Some medications, such as steroids, can make children more energetic and challenging to handle. Teachers should be aware of your child’s medication schedule, particularly when drugs that might alter your child’s mood are being used. At the same time, you should let teachers know you expect your child to be respectful and follow the same rules as the other children in the classroom. Ask to be notified if your child is not able to meet these expectations.
While your child is receiving treatment, none of your children should be exposed to chicken pox or measles. If someone in any of your children’s class has either of these illnesses, a letter should be sent to parents reminding them to keep their sick children at home. This is standard practice in some school districts whether a child in the classroom has cancer or not, but it is wise to check to be sure that this will be done especially in your child’s case.
Just as teachers already do with their classes, children in the classroom should be reminded to wash their hands regularly and not to share food or water bottles with one another in order to minimize transmission of illnesses.
Discuss any particular issues related to taking medications, needing to eat more frequently or on a schedule, or the likelihood of needing increased bathroom breaks.
Ask teachers to include your child in all activities, regardless of whether or not your child misses a class or even a whole day of school. If there is a field trip coming up, ask the teacher to let you know far enough in advance that you can make plans to include your child. If the class works on a group project, ask the teacher to assign your child to a group, even if your child is not present when assignments are made.

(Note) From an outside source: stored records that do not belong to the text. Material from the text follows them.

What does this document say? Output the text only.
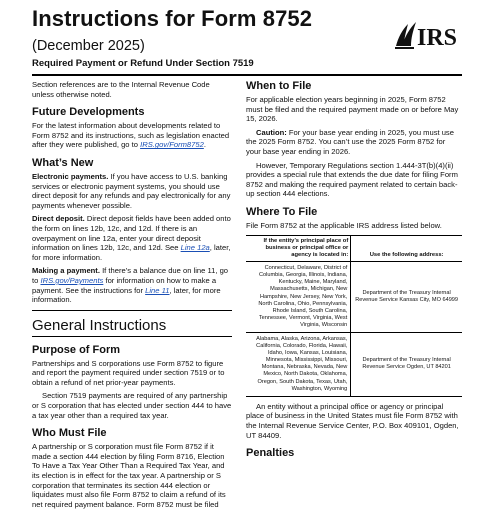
Instructions for Form 8752
(December 2025)
Required Payment or Refund Under Section 7519
IRS

Section references are to the Internal Revenue Code unless otherwise noted.

Future Developments

For the latest information about developments related to Form 8752 and its instructions, such as legislation enacted after they were published, go to IRS.gov/Form8752.

What’s New

Electronic payments. If you have access to U.S. banking services or electronic payment systems, you should use direct deposit for any refunds and pay electronically for any payments whenever possible.

Direct deposit. Direct deposit fields have been added onto the form on lines 12b, 12c, and 12d. If there is an overpayment on line 12a, enter your direct deposit information on lines 12b, 12c, and 12d. See Line 12a, later, for more information.

Making a payment. If there’s a balance due on line 11, go to IRS.gov/Payments for information on how to make a payment. See the instructions for Line 11, later, for more information.

General Instructions
Purpose of Form

Partnerships and S corporations use Form 8752 to figure and report the payment required under section 7519 or to obtain a refund of net prior-year payments.

Section 7519 payments are required of any partnership or S corporation that has elected under section 444 to have a tax year other than a required tax year.

Who Must File

A partnership or S corporation must file Form 8752 if it made a section 444 election by filing Form 8716, Election To Have a Tax Year Other Than a Required Tax Year, and its election is in effect for the tax year. A partnership or S corporation that terminates its section 444 election or liquidates must also file Form 8752 to claim a refund of its net required payment balance. Form 8752 must be filed

When to File

For applicable election years beginning in 2025, Form 8752 must be filed and the required payment made on or before May 15, 2026.

Caution: For your base year ending in 2025, you must use the 2025 Form 8752. You can’t use the 2025 Form 8752 for your base year ending in 2026.

However, Temporary Regulations section 1.444-3T(b)(4)(ii) provides a special rule that extends the due date for filing Form 8752 and making the required payment related to certain back-up section 444 elections.

Where To File

File Form 8752 at the applicable IRS address listed below.

If the entity’s principal place of business or principal office or agency is located in:	Use the following address:
Connecticut, Delaware, District of Columbia, Georgia, Illinois, Indiana, Kentucky, Maine, Maryland, Massachusetts, Michigan, New Hampshire, New Jersey, New York, North Carolina, Ohio, Pennsylvania, Rhode Island, South Carolina, Tennessee, Vermont, Virginia, West Virginia, Wisconsin	Department of the Treasury Internal Revenue Service Kansas City, MO 64999
Alabama, Alaska, Arizona, Arkansas, California, Colorado, Florida, Hawaii, Idaho, Iowa, Kansas, Louisiana, Minnesota, Mississippi, Missouri, Montana, Nebraska, Nevada, New Mexico, North Dakota, Oklahoma, Oregon, South Dakota, Texas, Utah, Washington, Wyoming	Department of the Treasury Internal Revenue Service Ogden, UT 84201

An entity without a principal office or agency or principal place of business in the United States must file Form 8752 with the Internal Revenue Service Center, P.O. Box 409101, Ogden, UT 84409.

Penalties
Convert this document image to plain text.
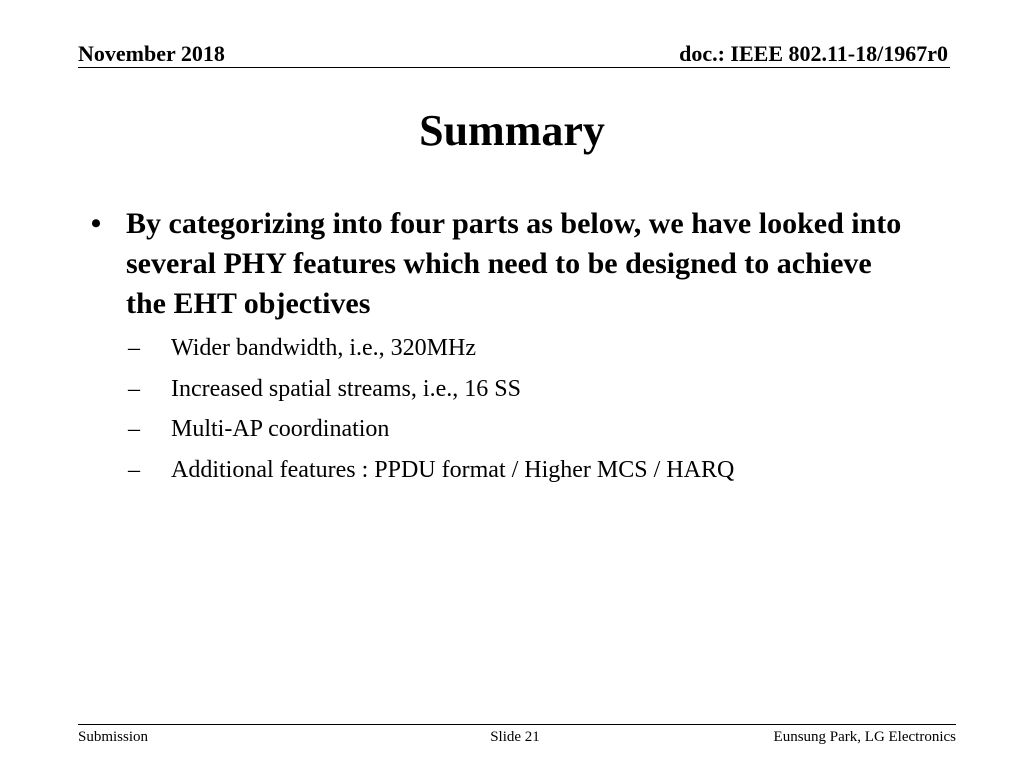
November 2018	doc.: IEEE 802.11-18/1967r0
Summary
• By categorizing into four parts as below, we have looked into several PHY features which need to be designed to achieve the EHT objectives
– Wider bandwidth, i.e., 320MHz
– Increased spatial streams, i.e., 16 SS
– Multi-AP coordination
– Additional features : PPDU format / Higher MCS / HARQ
Submission	Slide 21	Eunsung Park, LG Electronics
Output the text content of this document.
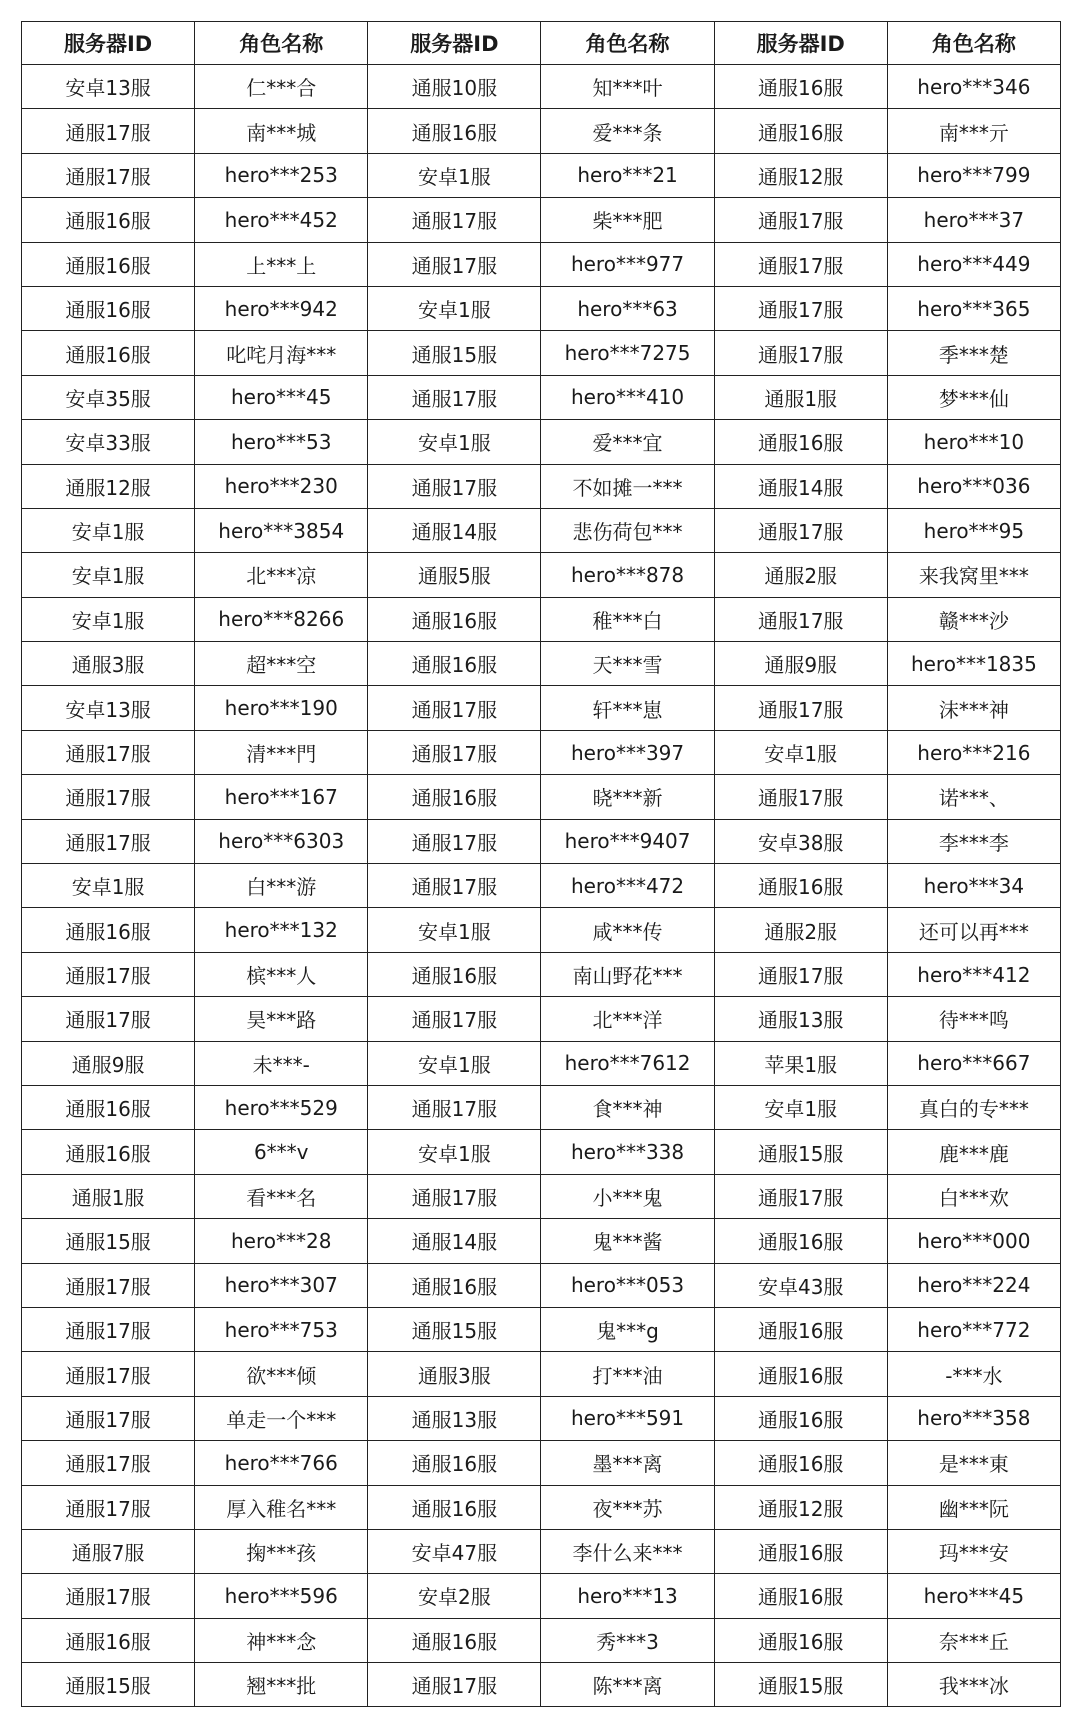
服务器ID	角色名称	服务器ID	角色名称	服务器ID	角色名称
安卓13服	仁***合	通服10服	知***叶	通服16服	hero***346
通服17服	南***城	通服16服	爱***条	通服16服	南***亓
通服17服	hero***253	安卓1服	hero***21	通服12服	hero***799
通服16服	hero***452	通服17服	柴***肥	通服17服	hero***37
通服16服	上***上	通服17服	hero***977	通服17服	hero***449
通服16服	hero***942	安卓1服	hero***63	通服17服	hero***365
通服16服	叱咤月海***	通服15服	hero***7275	通服17服	季***楚
安卓35服	hero***45	通服17服	hero***410	通服1服	梦***仙
安卓33服	hero***53	安卓1服	爱***宜	通服16服	hero***10
通服12服	hero***230	通服17服	不如摊一***	通服14服	hero***036
安卓1服	hero***3854	通服14服	悲伤荷包***	通服17服	hero***95
安卓1服	北***凉	通服5服	hero***878	通服2服	来我窝里***
安卓1服	hero***8266	通服16服	稚***白	通服17服	赣***沙
通服3服	超***空	通服16服	天***雪	通服9服	hero***1835
安卓13服	hero***190	通服17服	轩***崽	通服17服	沫***神
通服17服	清***門	通服17服	hero***397	安卓1服	hero***216
通服17服	hero***167	通服16服	晓***新	通服17服	诺***、
通服17服	hero***6303	通服17服	hero***9407	安卓38服	李***李
安卓1服	白***游	通服17服	hero***472	通服16服	hero***34
通服16服	hero***132	安卓1服	咸***传	通服2服	还可以再***
通服17服	槟***人	通服16服	南山野花***	通服17服	hero***412
通服17服	昊***路	通服17服	北***洋	通服13服	待***鸣
通服9服	未***-	安卓1服	hero***7612	苹果1服	hero***667
通服16服	hero***529	通服17服	食***神	安卓1服	真白的专***
通服16服	6***v	安卓1服	hero***338	通服15服	鹿***鹿
通服1服	看***名	通服17服	小***鬼	通服17服	白***欢
通服15服	hero***28	通服14服	鬼***酱	通服16服	hero***000
通服17服	hero***307	通服16服	hero***053	安卓43服	hero***224
通服17服	hero***753	通服15服	鬼***g	通服16服	hero***772
通服17服	欲***倾	通服3服	打***油	通服16服	-***水
通服17服	单走一个***	通服13服	hero***591	通服16服	hero***358
通服17服	hero***766	通服16服	墨***离	通服16服	是***東
通服17服	厚入稚名***	通服16服	夜***苏	通服12服	幽***阮
通服7服	掬***孩	安卓47服	李什么来***	通服16服	玛***安
通服17服	hero***596	安卓2服	hero***13	通服16服	hero***45
通服16服	神***念	通服16服	秀***3	通服16服	奈***丘
通服15服	翘***批	通服17服	陈***离	通服15服	我***冰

When calling attendance, ask the teacher to read your child’s name, even when the teacher knows your child will be absent. All of these actions by the teacher show that your child is part of the class despite frequent or prolonged absences.
You should also talk with the school about “accommodations,” or changes in certain rules that make it easier for your child to remain in school and do well. Common accommodations include:
*Attending half days
*Having extra time to move from room to room when classes change
*Being able to go to the nurse’s office or bathroom without having to ask permission each time
*Being able to use the elevator
*Being excused from physical education or recess
*Permission to wear a hat or scarf if your child has lost hair
*Providing an extra set of textbooks that can remain at home so they do not need to be carried back and forth and are available if your child cannot attend school
In most schools, the principal or other administrators can approve these simple changes in routine. Occasionally, schools will request a physician’s recommendation. Less common accommodations include allowing extra time to take a test, taking a test in a separate room to minimize distraction, or having someone read the test to your child. These kinds of changes often require that the school develop a 504 Plan with you and your child’s teachers.